Moorings are also dynamic environments. Even though platform motions are smaller in magnitude and rate, ocean currents and waves move temperature and density surfaces past sensors at rapid rates, and moored sensors suffer prolonged attack by fouling which causes drift in calibration and flow conditions around the sensor that can change unpredictably. Marine growth often creates a microenvironment at the point of measurement that is different from the true ocean environment. For example, respiring organisms very near a dissolved oxygen sensor consume oxygen, creating a lower-than-ambient oxygen concentration.
Sea-Bird profiling CTDs share key features that minimize dynamic error sources. The basic design concept creates an enclosed flow path (think of this as a pipe) within which the critical sensors (T, C, & DO) are located. Pumping water through the pipe forces all the measurements to be made on the same sample of water with a predictable delay and predictable flow effects.
The Temperature – Conductivity Duct ensures that T & C measurements are made on the same discrete volume of water.
Pumping provides a constant flow rate, and hence fixed and matched response times.
By pumping at a constant rate, response times of T and C sensors can be engineered to match and remain independent of the CTD's speed through the water. This dramatically reduces salinity spiking errors produced when sensors with different response times encounter a gradient. Also, the transit time of water through the pipe is fixed, permitting lag times between measurements made at different locations in the pipe to be a known constant, so that aligning and coordinating measurements relative to pressure can be accomplished automatically in hardware or with processing software.

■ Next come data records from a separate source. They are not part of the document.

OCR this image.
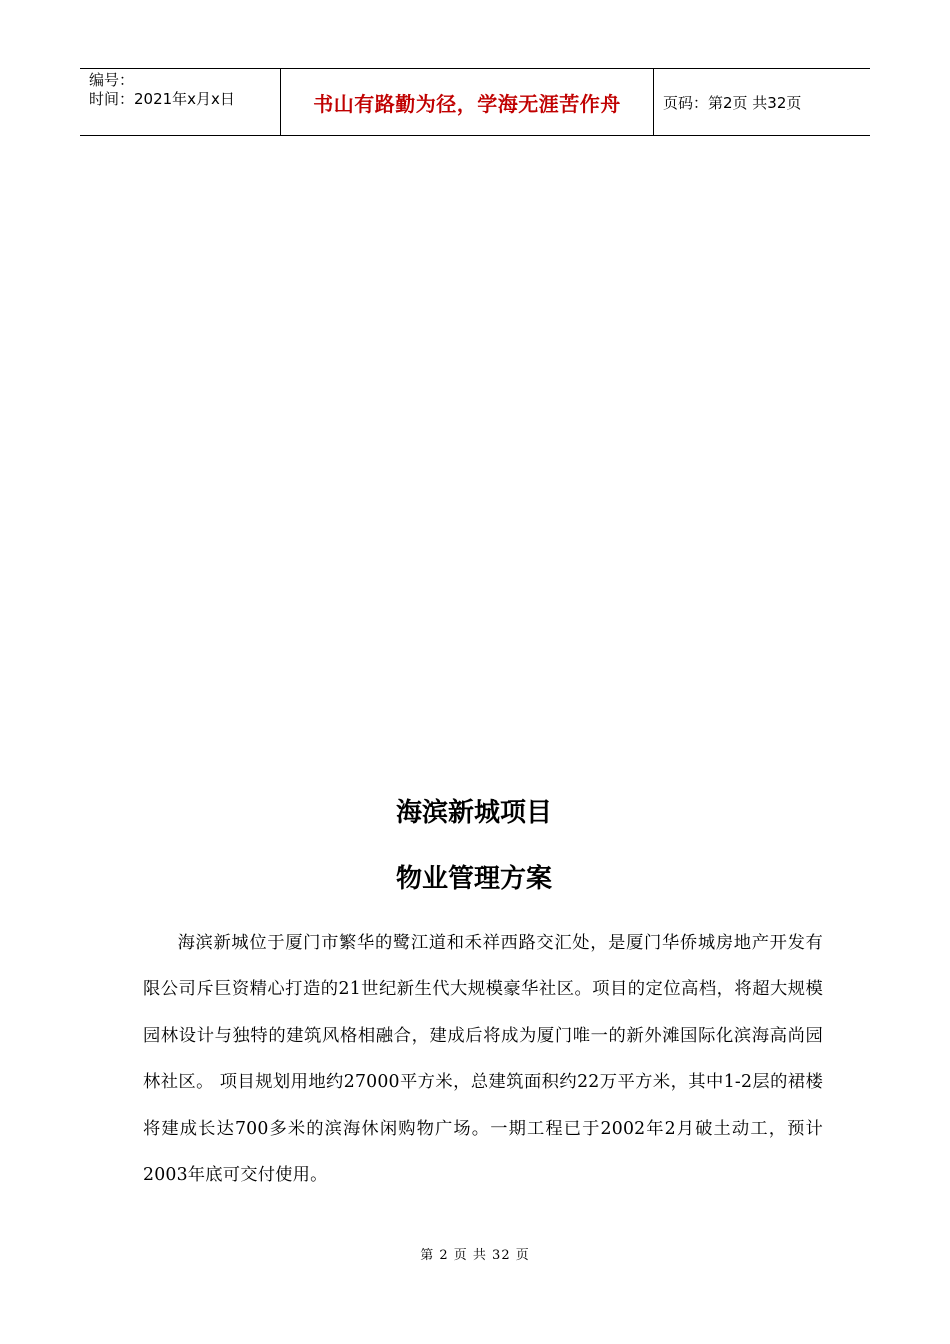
编号：
时间：2021年x月x日	书山有路勤为径，学海无涯苦作舟	页码：第2页 共32页
海滨新城项目
物业管理方案
海滨新城位于厦门市繁华的鹭江道和禾祥西路交汇处，是厦门华侨城房地产开发有限公司斥巨资精心打造的21世纪新生代大规模豪华社区。项目的定位高档，将超大规模园林设计与独特的建筑风格相融合，建成后将成为厦门唯一的新外滩国际化滨海高尚园林社区。 项目规划用地约27000平方米，总建筑面积约22万平方米，其中1-2层的裙楼将建成长达700多米的滨海休闲购物广场。一期工程已于2002年2月破土动工，预计2003年底可交付使用。
第 2 页 共 32 页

Moored CTDs, like the 37-SMP MicroCAT, are also designed to make measurements in a pipe, but for different reasons. Active pumping delivers a completely new sample of water to the conductivity and oxygen sensors, independent of ambient circulation. An inverted U-shaped flow path provides passive flow control and nulls cell flushing provoked by waves, currents, or mooring motion. Between measurements, water is trapped in the cell and anti-foulant concentration accumulates to effective levels by diffusion, thus preserving the initial calibration accuracy for very long deployments.
SBE 37-SMP MicroCAT
Some applications require both high dynamic accuracy and long-term prevention of fouling. The SBE 41 Argo CTD is a profiling CTD developed for expendable autonomous drifting floats (Argo floats). Spending most of their nominal 5-year deployment life drifting at 1,000 to 2,000 meters deep, they surface every 10 days to collect a CTD profile on the way up and send data home by satellite.

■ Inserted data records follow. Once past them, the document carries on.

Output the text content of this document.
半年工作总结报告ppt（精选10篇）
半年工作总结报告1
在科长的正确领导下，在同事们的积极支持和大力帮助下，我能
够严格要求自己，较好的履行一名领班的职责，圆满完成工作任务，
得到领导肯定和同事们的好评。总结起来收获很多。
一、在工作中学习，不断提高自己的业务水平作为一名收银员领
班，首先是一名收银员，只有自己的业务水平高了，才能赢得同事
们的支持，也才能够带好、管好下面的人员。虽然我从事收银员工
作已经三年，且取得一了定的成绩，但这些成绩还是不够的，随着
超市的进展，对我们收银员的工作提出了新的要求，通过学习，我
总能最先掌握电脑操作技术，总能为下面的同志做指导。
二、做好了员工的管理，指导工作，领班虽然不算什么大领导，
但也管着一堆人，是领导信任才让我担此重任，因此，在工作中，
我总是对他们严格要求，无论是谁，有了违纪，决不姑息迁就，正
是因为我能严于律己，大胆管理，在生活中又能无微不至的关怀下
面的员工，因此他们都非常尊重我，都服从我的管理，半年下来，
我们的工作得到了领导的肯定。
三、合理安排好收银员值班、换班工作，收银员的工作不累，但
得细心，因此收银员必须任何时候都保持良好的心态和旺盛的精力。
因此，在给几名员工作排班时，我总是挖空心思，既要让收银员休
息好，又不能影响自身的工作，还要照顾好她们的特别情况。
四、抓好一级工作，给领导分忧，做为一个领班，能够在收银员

SBE 41 diagram showing T-C ducting, pumped and U-shaped flow path,
and diffusive anti-fouling.
SBE 41 installed on a Webb Research Corp.
APEX Argo float.
The SBE 41 design features include T-C ducted sensors and pumped flow for dynamic accuracy during sampling, and passive flow control and anti-fouling features that work between profiles to prevent fouling. Sea-Bird’s strategies for delivering dynamic accuracy and preserving it for multi-year deployments are proven on over 5000 Argo float CTDs manufactured since 1997. Demonstrated salinity stability after 5 years in the ocean has been better than 5 parts per million (0.005 PSU).
Sea-Bird strives to create a consultative and collaborative relationship with its customers. By gaining an understanding of their data requirements, and the deployment conditions that will affect their intended measurements, Sea-Bird can offer its oceanographic expertise as well as instrument knowledge and experience, in helping them make instrument choices that bring best value to their research or monitoring programs.